États-Unis. 28 ans, “socialiste” et latino : Alexandria Ocasio-Cortez secoue le Parti démocrate

En faisant tomber un poids lourd du Parti démocrate au Congrès américain, lors d’une primaire dans une circonscription de New York, cette jeune progressiste a créé un tremblement de terre à l’échelle nationale.

Elle a 28 ans, rembourse encore ses prêts étudiants et travaillait il y a un an à peine comme barmaid. “Les femmes comme moi ne sont pas censées se présenter à une élection”, déclarait Alexandria Ocasio-Cortez dans une vidéo de campagne le mois dernier, rappelle The New York Times.

Et pourtant, elle a remporté mardi 26 juin une victoire large et stupéfiante contre un des leaders du parti démocrate à la Chambre des représentants. Élu depuis dix-neuf ans, numéro 4 à la Chambre, Joseph Crowley a été défait lors d’une élection primaire dans sa circonscription à cheval sur le Bronx et le Queens, à New York.

Aujourd’hui, le nom d’Alexandria Ocasio-Cortez s’affiche en une de nombreux sites américains, de Mother Jones au New York Magazine et au Washington Post, avec le même mot : “upset”, soit une “victoire renversante”. De fait, pour le New York Times, cette primaire marque “le plus important revers pour un candidat démocrate sortant depuis plus de dix ans”.

Si elle bat le candidat républicain en novembre prochain, dans une circonscription qui penche très fortement en faveur des démocrates, Ocasio-Cortez deviendra la plus jeune élue de l’histoire au Congrès américain, précise le quotidien.
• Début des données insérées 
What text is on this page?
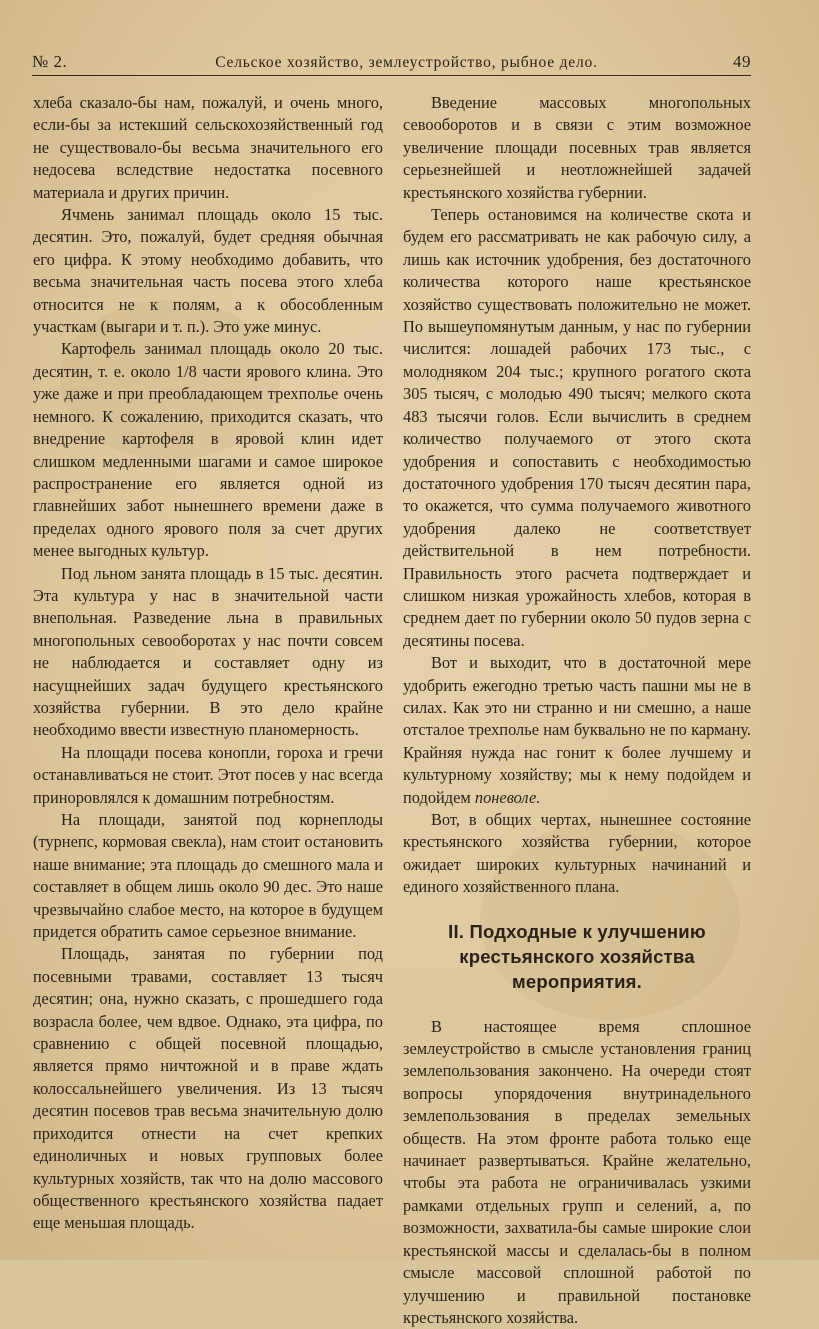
№ 2.	Сельское хозяйство, землеустройство, рыбное дело.	49

хлеба сказало-бы нам, пожалуй, и очень много, если-бы за истекший сельскохозяйственный год не существовало-бы весьма значительного его недосева вследствие недостатка посевного материала и других причин.

Ячмень занимал площадь около 15 тыс. десятин. Это, пожалуй, будет средняя обычная его цифра. К этому необходимо добавить, что весьма значительная часть посева этого хлеба относится не к полям, а к обособленным участкам (выгари и т. п.). Это уже минус.

Картофель занимал площадь около 20 тыс. десятин, т. е. около 1/8 части ярового клина. Это уже даже и при преобладающем трехполье очень немного. К сожалению, приходится сказать, что внедрение картофеля в яровой клин идет слишком медленными шагами и самое широкое распространение его является одной из главнейших забот нынешнего времени даже в пределах одного ярового поля за счет других менее выгодных культур.

Под льном занята площадь в 15 тыс. десятин. Эта культура у нас в значительной части внепольная. Разведение льна в правильных многопольных севооборотах у нас почти совсем не наблюдается и составляет одну из насущнейших задач будущего крестьянского хозяйства губернии. В это дело крайне необходимо ввести известную планомерность.

На площади посева конопли, гороха и гречи останавливаться не стоит. Этот посев у нас всегда приноровлялся к домашним потребностям.

На площади, занятой под корнеплоды (турнепс, кормовая свекла), нам стоит остановить наше внимание; эта площадь до смешного мала и составляет в общем лишь около 90 дес. Это наше чрезвычайно слабое место, на которое в будущем придется обратить самое серьезное внимание.

Площадь, занятая по губернии под посевными травами, составляет 13 тысяч десятин; она, нужно сказать, с прошедшего года возрасла более, чем вдвое. Однако, эта цифра, по сравнению с общей посевной площадью, является прямо ничтожной и в праве ждать колоссальнейшего увеличения. Из 13 тысяч десятин посевов трав весьма значительную долю приходится отнести на счет крепких единоличных и новых групповых более культурных хозяйств, так что на долю массового общественного крестьянского хозяйства падает еще меньшая площадь.

Введение массовых многопольных севооборотов и в связи с этим возможное увеличение площади посевных трав является серьезнейшей и неотложнейшей задачей крестьянского хозяйства губернии.

Теперь остановимся на количестве скота и будем его рассматривать не как рабочую силу, а лишь как источник удобрения, без достаточного количества которого наше крестьянское хозяйство существовать положительно не может. По вышеупомянутым данным, у нас по губернии числится: лошадей рабочих 173 тыс., с молодняком 204 тыс.; крупного рогатого скота 305 тысяч, с молодью 490 тысяч; мелкого скота 483 тысячи голов. Если вычислить в среднем количество получаемого от этого скота удобрения и сопоставить с необходимостью достаточного удобрения 170 тысяч десятин пара, то окажется, что сумма получаемого животного удобрения далеко не соответствует действительной в нем потребности. Правильность этого расчета подтверждает и слишком низкая урожайность хлебов, которая в среднем дает по губернии около 50 пудов зерна с десятины посева.

Вот и выходит, что в достаточной мере удобрить ежегодно третью часть пашни мы не в силах. Как это ни странно и ни смешно, а наше отсталое трехполье нам буквально не по карману. Крайняя нужда нас гонит к более лучшему и культурному хозяйству; мы к нему подойдем и подойдем поневоле.

Вот, в общих чертах, нынешнее состояние крестьянского хозяйства губернии, которое ожидает широких культурных начинаний и единого хозяйственного плана.

II. Подходные к улучшению крестьянского хозяйства мероприятия.

В настоящее время сплошное землеустройство в смысле установления границ землепользования закончено. На очереди стоят вопросы упорядочения внутринадельного землепользования в пределах земельных обществ. На этом фронте работа только еще начинает развертываться. Крайне желательно, чтобы эта работа не ограничивалась узкими рамками отдельных групп и селений, а, по возможности, захватила-бы самые широкие слои крестьянской массы и сделалась-бы в полном смысле массовой сплошной работой по улучшению и правильной постановке крестьянского хозяйства.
Plusieurs années de militantisme

Originaire du Bronx, de mère portoricaine, la jeune femme s’est lancée très tôt dans l’activisme politique, alors qu’elle préparait un diplôme en économie et relations internationales à l’université de Boston. À son retour à New York, elle a milité en faveur d’une meilleure éducation, lançant une maison d’édition spécialisée dans les livres pour enfants.
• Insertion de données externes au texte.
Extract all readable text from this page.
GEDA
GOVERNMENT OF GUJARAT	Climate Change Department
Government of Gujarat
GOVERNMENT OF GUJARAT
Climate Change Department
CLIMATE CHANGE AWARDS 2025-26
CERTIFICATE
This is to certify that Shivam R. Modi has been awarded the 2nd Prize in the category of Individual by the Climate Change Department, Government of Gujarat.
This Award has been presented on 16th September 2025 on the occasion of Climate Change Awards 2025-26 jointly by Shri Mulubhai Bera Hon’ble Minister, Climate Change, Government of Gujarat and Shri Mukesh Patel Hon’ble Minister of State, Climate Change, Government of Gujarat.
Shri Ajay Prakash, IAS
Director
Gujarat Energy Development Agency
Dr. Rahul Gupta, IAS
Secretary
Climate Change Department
Elle a ensuite participé à la campagne du sénateur Bernie Sanders lors des primaires démocrates à l’élection présidentielle de 2016. Avant de rejoindre, la même année, une autre grande cause progressiste, le mouvement de protestation contre un oléoduc dans le Dakota du Nord, passant à proximité de la réserve sioux de Standing Rock.
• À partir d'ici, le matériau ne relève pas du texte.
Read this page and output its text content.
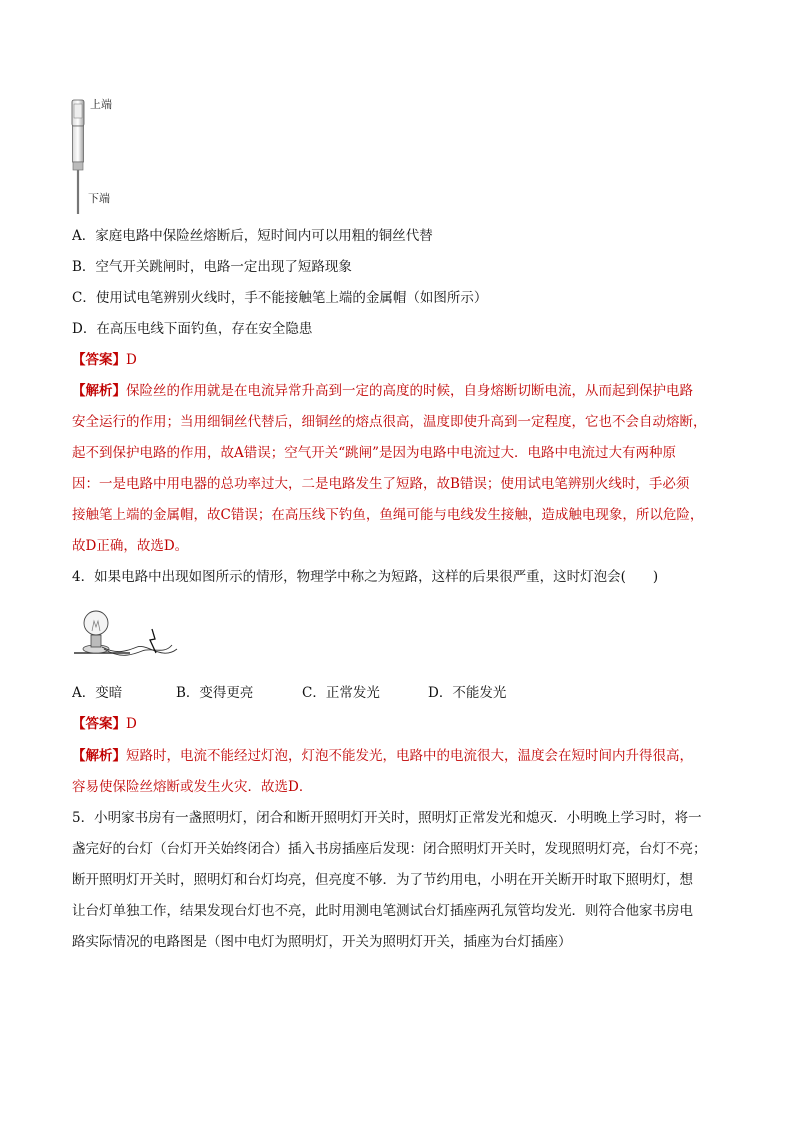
上端
下端
A．家庭电路中保险丝熔断后，短时间内可以用粗的铜丝代替
B．空气开关跳闸时，电路一定出现了短路现象
C．使用试电笔辨别火线时，手不能接触笔上端的金属帽（如图所示）
D．在高压电线下面钓鱼，存在安全隐患
【答案】D
【解析】保险丝的作用就是在电流异常升高到一定的高度的时候，自身熔断切断电流，从而起到保护电路
安全运行的作用；当用细铜丝代替后，细铜丝的熔点很高，温度即使升高到一定程度，它也不会自动熔断，
起不到保护电路的作用，故A错误；空气开关“跳闸”是因为电路中电流过大．电路中电流过大有两种原
因：一是电路中用电器的总功率过大，二是电路发生了短路，故B错误；使用试电笔辨别火线时，手必须
接触笔上端的金属帽，故C错误；在高压线下钓鱼，鱼绳可能与电线发生接触，造成触电现象，所以危险，
故D正确，故选D。
4．如果电路中出现如图所示的情形，物理学中称之为短路，这样的后果很严重，这时灯泡会(　　)
A．变暗	B．变得更亮	C．正常发光	D．不能发光
【答案】D
【解析】短路时，电流不能经过灯泡，灯泡不能发光，电路中的电流很大，温度会在短时间内升得很高，
容易使保险丝熔断或发生火灾．故选D．
5．小明家书房有一盏照明灯，闭合和断开照明灯开关时，照明灯正常发光和熄灭．小明晚上学习时，将一
盏完好的台灯（台灯开关始终闭合）插入书房插座后发现：闭合照明灯开关时，发现照明灯亮，台灯不亮；
断开照明灯开关时，照明灯和台灯均亮，但亮度不够．为了节约用电，小明在开关断开时取下照明灯，想
让台灯单独工作，结果发现台灯也不亮，此时用测电笔测试台灯插座两孔氖管均发光．则符合他家书房电
路实际情况的电路图是（图中电灯为照明灯，开关为照明灯开关，插座为台灯插座）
C’est peu après cette mobilisation qu’elle aurait été contactée par l’organisation progressiste Brand New Congress (“Un Congrès tout neuf”) qui lui a demandé de se porter candidate, indique The New York Times.

“Socialiste démocrate”

Membre des Socialistes démocrates d’Amérique, une organisation politique fortement marquée à gauche, Ocasio-Cortez a mis au centre de sa campagne trois propositions audacieuses, qualifiées de “socialistes” par The Washington Post : une assurance-maladie publique et universelle  ; une garantie d’emploi offerte à tous par l’État fédéral  ; et l’abolition de l’ICE (agence de contrôle de l’immigration et des douanes), la police de l’immigration.

Elle a aussi largement évoqué la crise du logement à New York, question à laquelle beaucoup d’électeurs de la ville sont sensibles, souligne The New York Times dans son éditorial.

Pour le journal new-yorkais, sa victoire est le signe clair d’une “relève”, un argument mis en avant par la candidate elle-même, deux fois moins âgée que son concurrent et issue d’une minorité, comme 70 % de la population de la circonscription.

Surtout, son succès envoie un message aux démocrates et aux républicains de tout le pays : “les électeurs progressistes sont gonflés à bloc, ils participent aux élections et ceux qui les ignorent courent de grands risques politiques”. Plus généralement, “beaucoup d’électeurs attendent quelque chose de différent”. Reste à savoir, conclut le journal, si les démocrates seront en mesure d’accueillir et d’écouter les nouvelles figures telles qu’Alexandria Ocasio-Cortez.